Сергей говорил медленно, подбирая самые простые слова, но вскоре увлекся. Он рассказывал о мире, где люди живут не в пещерах, а в просторных домах с настежь распахнутыми окнами, о мире, в котором рождение ребенка – великая радость, а не черная беда, где для того, чтобы добыть пищу, совсем не нужно убивать себе подобных, где нет радиоактивных пустынь и где при встрече с незнакомым человеком принято улыбаться ему.
Скоро стол перед Хилом был завален фотографиями и альбомами. В углу комнаты сменяли друг друга голографические изображения земных пейзажей. Силовое поле, на которое он все время натыкался, мешало Сергею, и он отключил его. Ведь в конце концов сила убеждения крепче цепей и веревок. Вряд ли Хил воспринял хотя бы половину из обрушившегося на него потока информации, однако все же спросил:
– Где все это находится?
– Я тебе говорил. На Земле. На моей родной планете. Но так могло быть и у вас.
– Зачем говорить о том, что могло быть, да не было. Отпусти меня. И отдай оружие.

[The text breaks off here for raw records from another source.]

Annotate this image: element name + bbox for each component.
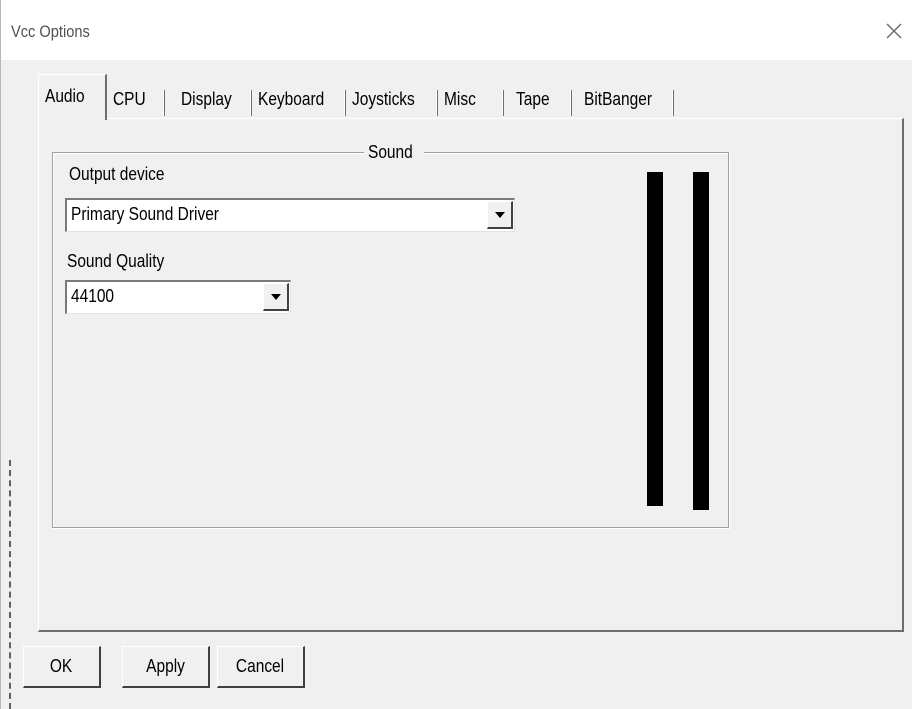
sound-quality-select[interactable]: 44100 (65, 280, 291, 314)
tab-tape[interactable]: Tape (510, 80, 572, 118)
tab-label: Tape (516, 89, 550, 109)
sound-quality-label: Sound Quality (67, 251, 165, 271)
close-icon (886, 23, 902, 39)
title-bar[interactable]: Vcc Options (1, 0, 912, 60)
tab-label: Keyboard (258, 89, 325, 109)
tab-misc[interactable]: Misc (438, 80, 504, 118)
tab-label: Audio (45, 86, 85, 106)
cancel-button[interactable]: Cancel (217, 646, 305, 688)
sound-quality-value: 44100 (71, 286, 115, 306)
output-device-value: Primary Sound Driver (71, 204, 219, 224)
close-button[interactable] (879, 14, 909, 48)
output-device-select[interactable]: Primary Sound Driver (65, 198, 515, 232)
tab-label: Joysticks (352, 89, 415, 109)
tab-keyboard[interactable]: Keyboard (252, 80, 346, 118)
left-volume-meter (647, 172, 663, 506)
tab-joysticks[interactable]: Joysticks (346, 80, 438, 118)
sound-group-title: Sound (364, 142, 425, 162)
apply-button[interactable]: Apply (122, 646, 210, 688)
tab-cpu[interactable]: CPU (107, 80, 165, 118)
tab-label: Display (181, 89, 232, 109)
tab-separator (163, 90, 165, 116)
output-device-label: Output device (69, 164, 165, 184)
tab-display[interactable]: Display (175, 80, 252, 118)
sound-quality-dropdown-button[interactable] (263, 283, 289, 311)
tab-separator (570, 90, 572, 116)
ok-button[interactable]: OK (23, 646, 101, 688)
output-device-dropdown-button[interactable] (487, 201, 513, 229)
tab-label: CPU (113, 89, 146, 109)
options-dialog: Vcc Options Audio CPU Display Keyboard J… (0, 0, 912, 709)
right-volume-meter (693, 172, 709, 510)
chevron-down-icon (494, 211, 505, 218)
window-edge-dots (9, 460, 11, 709)
tab-bitbanger[interactable]: BitBanger (578, 80, 674, 118)
tab-label: Misc (444, 89, 476, 109)
window-title: Vcc Options (11, 22, 90, 41)
tab-label: BitBanger (584, 89, 652, 109)
tab-audio[interactable]: Audio (38, 74, 107, 120)
tab-separator (672, 90, 674, 116)
tab-separator (502, 90, 504, 116)
chevron-down-icon (270, 293, 281, 300)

– Отпущу. Но еще я хотел бы узнать…
Сергей машинально шагнул вперед и оказался на расстоянии вытянутой руки от Хила. В следующее мгновение короткие цепкие пальцы впились в горло землянина. Оба упали и покатились по слегка наклонному полу столовой. Хил был неуклюж и сравнительно слаб, но он точно знал, чего хочет, и умел добиваться своих целей. Урча, как голодный длиннохвост, он все сильнее сжимал шею врага, а Сергей только вяло и неумело отпихивался. В его глазах уже потемнело, а он все еще не мог до конца осознать, что случилось. Сергей порывался что-то сказать, но из его глотки вырывался только булькающий хрип.
«Да он же меня сейчас убьет, – дошло наконец до Сергея. – Погибнуть здесь от рук этого маньяка? Ну нет!» Он рванулся изо всей силы и ударил Хила кулаком в лицо. Хватка сразу ослабла, и Сергей, шатаясь, поднялся на ноги. Хил висел на нем, как бульдог. Новый удар отбросил его к стене. Под руку Сергею подвернулось что-то тяжелое, кажется, топорик с пожарного щита, и он, замахиваясь, шагнул к распростертому на полу телу. Хил жалобно застонал и обреченно закрыл глаза. Из носа его тонкой струйкой текла кровь. Вид этой крови и остановил Сергея в самый последний момент.
– Почему… Почему ты хотел убить меня? – спросил он сиплым, клокочущим голосом. Затем с отвращением посмотрел на топор, который все еще сжимал в руке, и отшвырнул в сторону.
– Ты не хотел отпускать меня. У тебя много хорошей пищи. Я хотел забрать ее и уйти, – ответил Хил, по-прежнему не открывая глаз.
– Ты же мог попросить.
– Разве ты дал бы?
– Убийца! Кровожадный хорек! Убирайся! Чего ты ждешь?